1887 piano suite by Isaac Albéniz

Isaac Albéniz’s Suite española, Op. 47, is a suite for solo piano. It is mainly composed of works written in 1886 which were grouped together in 1887, in honour of the Queen of Spain. Like many of Albeniz's works for the piano, these pieces depict different regions and musical styles in Spain.

==Origins of the suite==
The work originally consisted of four pieces: Granada, Cataluña, Sevilla and Cuba and was published in Madrid by Zozaya. The remaining four movements, Cádiz, Asturias, Aragón and Castilla, had been published in other editions and were added to the original four. The first appearance of the eight movement suite was in 1901 published by Dotesio. The editor Hofmeister republished the Suite española in 1912, after Albéniz's death, with the four extra movements.

The four additional pieces do not exactly reflect the geographical region to which they refer. A clear example of this is Asturias (Leyenda), whose Andalusian Flamenco rhythms have little to do with the Atlantic region of Asturias. Opus 47, the number assigned by Hofmeister, does not have any chronological relation to any of Albéniz's other works, since the opus numbers of Albéniz's compositions were randomly assigned by publishers and Albéniz himself. Despite the spurious nature of the Suite española, however, it has become one of the most performed of Albéniz's piano works, a favorite of both pianists and audiences.

==The music==
In these works, the first title refers to the geographical region portrayed, and the title in parentheses is the musical form or dance from that region. From Granada in Andalusia there is a Serenata, from Catalonia a Curranda or Courante, from Sevilla a Sevillanas, from Cuba (which was still part of Spain in the 1880s) a Notturno in the style of a habanera, from Cádiz a Canción, from Asturias a Leyenda, from Aragon a Fantasia in the style of a jota, and from Castile a seguidillas. Cádiz (Canción) and Asturias (Leyenda) are both geographically inaccurate.

==Pieces==

In the works constituting the Suite española, the first title makes reference to the region that each piece represents, and the subtitle in brackets indicates the musical form of the dance of the region.
1. Granada (Serenade)
2. Cataluña (Courante)
3. Sevilla (Sevillanas)
4. Cádiz (Canción)
5. Asturias (Leyenda)
6. Aragón (Fantasía)
7. Castilla (Seguidillas)
8. Cuba (Nocturno)

The suite has been orchestrated by other hands, including a well-known version by Rafael Frühbeck de Burgos.
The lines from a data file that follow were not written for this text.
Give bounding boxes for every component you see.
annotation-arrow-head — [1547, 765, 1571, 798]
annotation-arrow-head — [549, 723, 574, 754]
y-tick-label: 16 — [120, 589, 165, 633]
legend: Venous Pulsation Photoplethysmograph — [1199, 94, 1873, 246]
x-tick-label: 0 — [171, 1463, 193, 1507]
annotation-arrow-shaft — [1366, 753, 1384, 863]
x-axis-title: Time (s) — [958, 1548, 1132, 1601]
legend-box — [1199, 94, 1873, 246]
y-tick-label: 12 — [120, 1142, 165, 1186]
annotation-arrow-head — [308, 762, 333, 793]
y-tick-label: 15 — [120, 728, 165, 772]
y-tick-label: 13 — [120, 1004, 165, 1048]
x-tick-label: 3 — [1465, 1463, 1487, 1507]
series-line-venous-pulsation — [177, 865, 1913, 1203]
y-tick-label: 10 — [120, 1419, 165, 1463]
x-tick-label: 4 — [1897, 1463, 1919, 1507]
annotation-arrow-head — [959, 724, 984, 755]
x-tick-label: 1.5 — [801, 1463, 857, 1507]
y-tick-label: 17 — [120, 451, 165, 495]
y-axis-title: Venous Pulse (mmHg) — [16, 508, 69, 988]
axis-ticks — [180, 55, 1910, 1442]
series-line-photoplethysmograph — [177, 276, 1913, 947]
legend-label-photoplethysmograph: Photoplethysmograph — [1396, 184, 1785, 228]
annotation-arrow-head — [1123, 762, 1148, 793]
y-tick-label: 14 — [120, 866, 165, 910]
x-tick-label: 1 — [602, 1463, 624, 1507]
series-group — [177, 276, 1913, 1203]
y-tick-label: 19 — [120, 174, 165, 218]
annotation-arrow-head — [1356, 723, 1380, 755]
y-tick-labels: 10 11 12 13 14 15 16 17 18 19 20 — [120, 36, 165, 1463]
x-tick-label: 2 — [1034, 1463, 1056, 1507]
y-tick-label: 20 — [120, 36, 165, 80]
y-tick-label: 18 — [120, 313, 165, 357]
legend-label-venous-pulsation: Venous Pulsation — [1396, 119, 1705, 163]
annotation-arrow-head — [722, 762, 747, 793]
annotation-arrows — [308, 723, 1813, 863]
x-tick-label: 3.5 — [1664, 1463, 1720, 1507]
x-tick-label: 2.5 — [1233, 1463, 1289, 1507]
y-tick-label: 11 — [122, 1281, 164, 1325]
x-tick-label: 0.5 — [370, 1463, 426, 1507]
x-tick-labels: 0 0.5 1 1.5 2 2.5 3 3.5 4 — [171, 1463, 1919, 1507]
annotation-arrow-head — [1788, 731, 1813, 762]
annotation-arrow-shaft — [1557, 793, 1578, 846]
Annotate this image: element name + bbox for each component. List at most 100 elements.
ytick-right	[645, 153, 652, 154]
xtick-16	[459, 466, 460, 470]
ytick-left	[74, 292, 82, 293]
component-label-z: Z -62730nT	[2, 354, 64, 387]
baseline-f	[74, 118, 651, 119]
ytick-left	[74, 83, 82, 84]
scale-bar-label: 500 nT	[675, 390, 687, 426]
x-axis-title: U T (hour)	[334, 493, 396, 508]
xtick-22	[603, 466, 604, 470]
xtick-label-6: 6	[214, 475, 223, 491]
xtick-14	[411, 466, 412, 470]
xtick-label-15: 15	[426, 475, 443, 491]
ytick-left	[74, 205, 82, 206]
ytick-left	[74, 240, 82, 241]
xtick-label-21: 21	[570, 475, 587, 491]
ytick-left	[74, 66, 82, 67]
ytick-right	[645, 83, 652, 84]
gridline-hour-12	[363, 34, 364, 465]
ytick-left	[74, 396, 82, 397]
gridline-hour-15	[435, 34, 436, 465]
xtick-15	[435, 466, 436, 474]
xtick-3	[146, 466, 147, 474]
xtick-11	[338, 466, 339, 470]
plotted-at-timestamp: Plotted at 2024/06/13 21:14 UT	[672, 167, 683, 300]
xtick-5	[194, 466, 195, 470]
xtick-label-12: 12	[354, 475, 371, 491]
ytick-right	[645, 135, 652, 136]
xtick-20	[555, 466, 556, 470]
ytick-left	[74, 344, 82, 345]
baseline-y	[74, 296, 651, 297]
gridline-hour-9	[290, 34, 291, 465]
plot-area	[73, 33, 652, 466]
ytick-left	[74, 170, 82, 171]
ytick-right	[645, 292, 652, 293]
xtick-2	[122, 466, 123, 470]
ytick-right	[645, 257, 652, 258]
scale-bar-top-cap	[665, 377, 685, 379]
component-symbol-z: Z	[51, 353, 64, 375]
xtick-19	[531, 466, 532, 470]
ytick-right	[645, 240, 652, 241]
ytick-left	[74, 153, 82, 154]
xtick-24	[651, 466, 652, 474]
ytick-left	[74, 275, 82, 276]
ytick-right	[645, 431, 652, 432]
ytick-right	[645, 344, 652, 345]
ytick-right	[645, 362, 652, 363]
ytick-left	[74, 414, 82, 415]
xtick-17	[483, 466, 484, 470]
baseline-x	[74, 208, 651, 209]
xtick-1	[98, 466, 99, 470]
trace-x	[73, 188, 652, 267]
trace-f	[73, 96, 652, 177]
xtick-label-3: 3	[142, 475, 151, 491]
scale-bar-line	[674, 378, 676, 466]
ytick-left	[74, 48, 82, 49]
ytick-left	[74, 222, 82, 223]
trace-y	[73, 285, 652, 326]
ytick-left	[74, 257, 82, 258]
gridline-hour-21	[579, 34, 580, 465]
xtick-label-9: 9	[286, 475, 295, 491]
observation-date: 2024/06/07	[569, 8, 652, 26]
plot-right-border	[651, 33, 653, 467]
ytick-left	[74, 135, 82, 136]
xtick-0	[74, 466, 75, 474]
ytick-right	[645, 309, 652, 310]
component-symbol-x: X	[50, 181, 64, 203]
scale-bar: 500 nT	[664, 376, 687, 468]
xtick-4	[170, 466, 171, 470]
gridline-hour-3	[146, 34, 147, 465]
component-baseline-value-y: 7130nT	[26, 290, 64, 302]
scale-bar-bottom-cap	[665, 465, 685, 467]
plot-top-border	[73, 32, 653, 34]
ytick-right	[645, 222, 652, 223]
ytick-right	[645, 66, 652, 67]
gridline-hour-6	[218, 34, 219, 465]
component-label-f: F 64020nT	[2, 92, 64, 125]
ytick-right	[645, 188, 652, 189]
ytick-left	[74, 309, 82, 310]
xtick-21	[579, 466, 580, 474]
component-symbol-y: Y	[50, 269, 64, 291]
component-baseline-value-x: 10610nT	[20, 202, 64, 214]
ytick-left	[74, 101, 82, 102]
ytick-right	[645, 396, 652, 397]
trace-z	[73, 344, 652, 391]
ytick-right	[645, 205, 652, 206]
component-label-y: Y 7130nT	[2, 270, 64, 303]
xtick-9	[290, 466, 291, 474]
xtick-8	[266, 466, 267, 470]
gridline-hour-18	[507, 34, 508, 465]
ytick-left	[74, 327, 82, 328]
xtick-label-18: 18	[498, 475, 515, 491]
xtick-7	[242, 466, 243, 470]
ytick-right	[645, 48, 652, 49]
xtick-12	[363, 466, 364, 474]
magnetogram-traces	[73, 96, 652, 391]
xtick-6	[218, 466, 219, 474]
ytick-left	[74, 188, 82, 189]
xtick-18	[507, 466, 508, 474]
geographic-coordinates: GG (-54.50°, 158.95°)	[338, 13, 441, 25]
Arrangements of individual works and indeed the entire suite are often played in concert by classical guitarists.
In fact, "Granada", "Sevilla", "Cádiz" and "Asturias" are more often heard on guitar than in their original piano versions; all four have been staples of the guitar literature since the early 20th century. "Cataluña" and "Cuba" became solo guitar staples in the 1980s. The remaining pieces, "Aragón" and "Castilla," have been transcribed for guitar solo but are more often heard in multiple-guitar transcriptions.